F-35 Training Gains Altitude

F-35 Training Gains Altitude
March 27, 2017

A solid training foundation is the bedrock for mission readiness in the 5th Generation of air power. As of March 22, the F-35 Training System has trained more than 400 pilots and 4,000 maintainers from the U.S. services, international partners and foreign military sales customers.

Currently, 364 students are in training – marking the largest group to date. In July 2015, the 200 pilot and 2,000 maintainer milestone was achieved, with an additional 100 pilots and 1,000 maintainers trained less than one year later.

“The incredible dedication of the training teams across the fleet enables the success of the F-35 training system,” said Mike Luntz, director of F-35 Training at Lockheed Martin. “This is all about readiness – the incredible partnership we have with our customers is second-to-none. We look forward to continuing working in lock-step with our military counterparts, providing premier technology and instruction to help deliver the next generation of F-35 qualified warfighters.”

F-35 Training Gains Altitude

The first two U.S. Marine Corps “CAT I” pilots – brand new pilots with no prior fighter experience – have completed F-35 training, and the first U.S. Air Force F-35 basic course pilots are expected to graduate in the fall.

“Contract instructor pilots provide all academic instruction and lead students in executing up to 18 full mission simulator events before live flying begins,” said Ed Waddy, Lockheed Martin’s F-35 Sustainment Program Manager at Eglin Air Force Base, Florida. “That demonstrates incredible confidence in our ability to prepare the next generation of F-35 pilots for training inside the aircraft with their military instructors.”

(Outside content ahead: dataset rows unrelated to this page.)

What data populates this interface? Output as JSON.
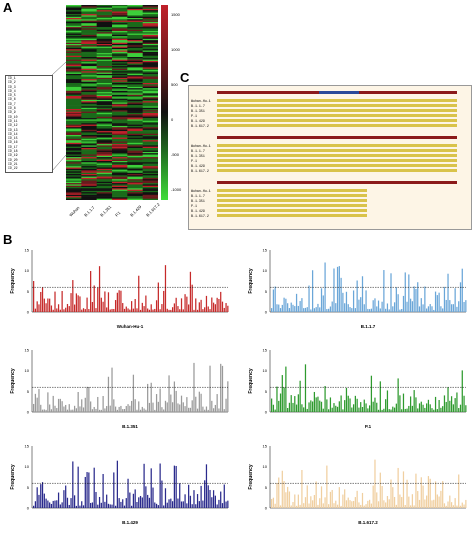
{
  "panels": {
    "a": "A",
    "b": "B",
    "c": "C"
  },
  "heatmap": {
    "columns": [
      "Wuhan",
      "B.1.1.7",
      "B.1.351",
      "P.1",
      "B.1.429",
      "B.1.617.2"
    ],
    "colorbar_ticks": [
      "1500",
      "1000",
      "500",
      "0",
      "-500",
      "-1000"
    ],
    "ids": [
      "ID_1",
      "ID_2",
      "ID_3",
      "ID_4",
      "ID_5",
      "ID_6",
      "ID_7",
      "ID_8",
      "ID_9",
      "ID_10",
      "ID_11",
      "ID_12",
      "ID_13",
      "ID_14",
      "ID_15",
      "ID_16",
      "ID_17",
      "ID_18",
      "ID_19",
      "ID_20",
      "ID_21",
      "ID_22"
    ]
  },
  "alignment": {
    "sequence_names": [
      "Wuhan-Hu-1",
      "B.1.1.7",
      "B.1.351",
      "P.1",
      "B.1.429",
      "B.1.617.2"
    ]
  },
  "chart_data": [
    {
      "type": "bar",
      "xlabel": "Wuhan-Hu-1",
      "ylabel": "Frequency",
      "ylim": [
        0,
        15
      ],
      "threshold": 6,
      "color": "#c62a2a",
      "yticks": [
        "15",
        "10",
        "5",
        "0"
      ]
    },
    {
      "type": "bar",
      "xlabel": "B.1.1.7",
      "ylabel": "Frequency",
      "ylim": [
        0,
        15
      ],
      "threshold": 6,
      "color": "#6aa6d8",
      "yticks": [
        "15",
        "10",
        "5",
        "0"
      ]
    },
    {
      "type": "bar",
      "xlabel": "B.1.351",
      "ylabel": "Frequency",
      "ylim": [
        0,
        15
      ],
      "threshold": 6,
      "color": "#9a9a9a",
      "yticks": [
        "15",
        "10",
        "5",
        "0"
      ]
    },
    {
      "type": "bar",
      "xlabel": "P.1",
      "ylabel": "Frequency",
      "ylim": [
        0,
        15
      ],
      "threshold": 6,
      "color": "#2e9a2e",
      "yticks": [
        "15",
        "10",
        "5",
        "0"
      ]
    },
    {
      "type": "bar",
      "xlabel": "B.1.429",
      "ylabel": "Frequency",
      "ylim": [
        0,
        15
      ],
      "threshold": 6,
      "color": "#2a2a8c",
      "yticks": [
        "15",
        "10",
        "5",
        "0"
      ]
    },
    {
      "type": "bar",
      "xlabel": "B.1.617.2",
      "ylabel": "Frequency",
      "ylim": [
        0,
        15
      ],
      "threshold": 6,
      "color": "#f0cfa0",
      "yticks": [
        "15",
        "10",
        "5",
        "0"
      ]
    }
  ]
}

The Academic Training Center (ATC) at Eglin is the hub for F-35 maintenance training, delivering initial qualification and transition maintenance training to the F-35 enterprise. New technology has enabled more robust, immersive training to occur without tying up aircraft to do it. A variety of devices provide a truly realistic training experience, enabling students to execute tasks like maintenance on the landing gear, loading weapons on the aircraft and more.

“We have a highly experienced ATC staff and the relationships we’ve built with our customer community are what’s propelling our continued success,” said Dave Bolton, Eglin’s Training Support Center Manager. “The technology we’re using to train students really enables them to gain experience completing tasks just like they would on the aircraft. The Aircraft System Maintenance Trainer provides a realistic representation of accomplishing maintenance tasks on the jet. The younger generation of maintainers really like the computer-based, virtual reality-type training experience, and the more experienced transition students also warm to it very quickly.” 

Training Devices and Training Hubs Deliver

Fifty F-35 training devices have been delivered to the field to date, with an additional 24 full mission simulators (FMS) to be delivered in 2017 alone. All required FMS’ for the U.S. services will have the 3i configuration by the end of the summer, mirroring the current F-35 configuration in the field and providing improved stability and training capability. Two 3i FMS were delivered to MCAS Iwakuni, Japan, in support of the U.S. Marine Corps F-35 deployment in January.

The major F-35 training hubs – Luke Air Force Base, Arizona, Eglin Air Force Base, Florida, and MCAS Beaufort, South Carolina – have trained nearly all F-35 qualified personnel including seven international partners. International training will expand significantly in the coming years, as training facilities in the U.K., Italy, Australia, Israel, Norway, South Korea and Japan begin to stand up in 2017 and 2018.

Training Devices and Training Hubs Deliver
RMS Instructor Pilot trains Category One F-35 Pilots

RMS Instructor Pilot trains Category One F-35 Pilots

Last month, U.S. Marine Corps Capt. Taylor Zehrung and Capt. Robert Reddy became the first pilots to complete intensive F-35B training after arriving from flight school with no previous aircraft experience. The 11-month course is designed to take a pilot who has never flown a tactical aircraft and develop their skills until they are combat ready to join an operational unit. At their patching ceremony, Capt. Zehrung and Capt. Reddy received the patches for their new unit, VMFA-121.

Zachary “Spicy” Curry, a Lockheed Martin Rotary Mission Systems contractor instructor pilot, at Marine Corps Air Station Beaufort, played a key role in training Capt. Zehrung and Capt. Reddy. He ensured their training was provided at a high standard and actively updated the course syllabus as it evolved.

Spicy, who served 12 years in the Marine Corps as an F-18 pilot, said it is very rewarding to work with many of the men and women he flew with and to have the opportunity to continue to support the service.

“For Marine aviators, supporting the Marine airmen, sailors, and soldiers on the ground, is near and dear to us. Even though we’re not in uniform, we’re training pilots in the F-35B that can go anywhere in the world, and provide significant capabilities for the country,” said Curry. “In a way, we are still supporting that 18- or 19-year-old Marine on the ground when we train the next generation of fighter pilots.”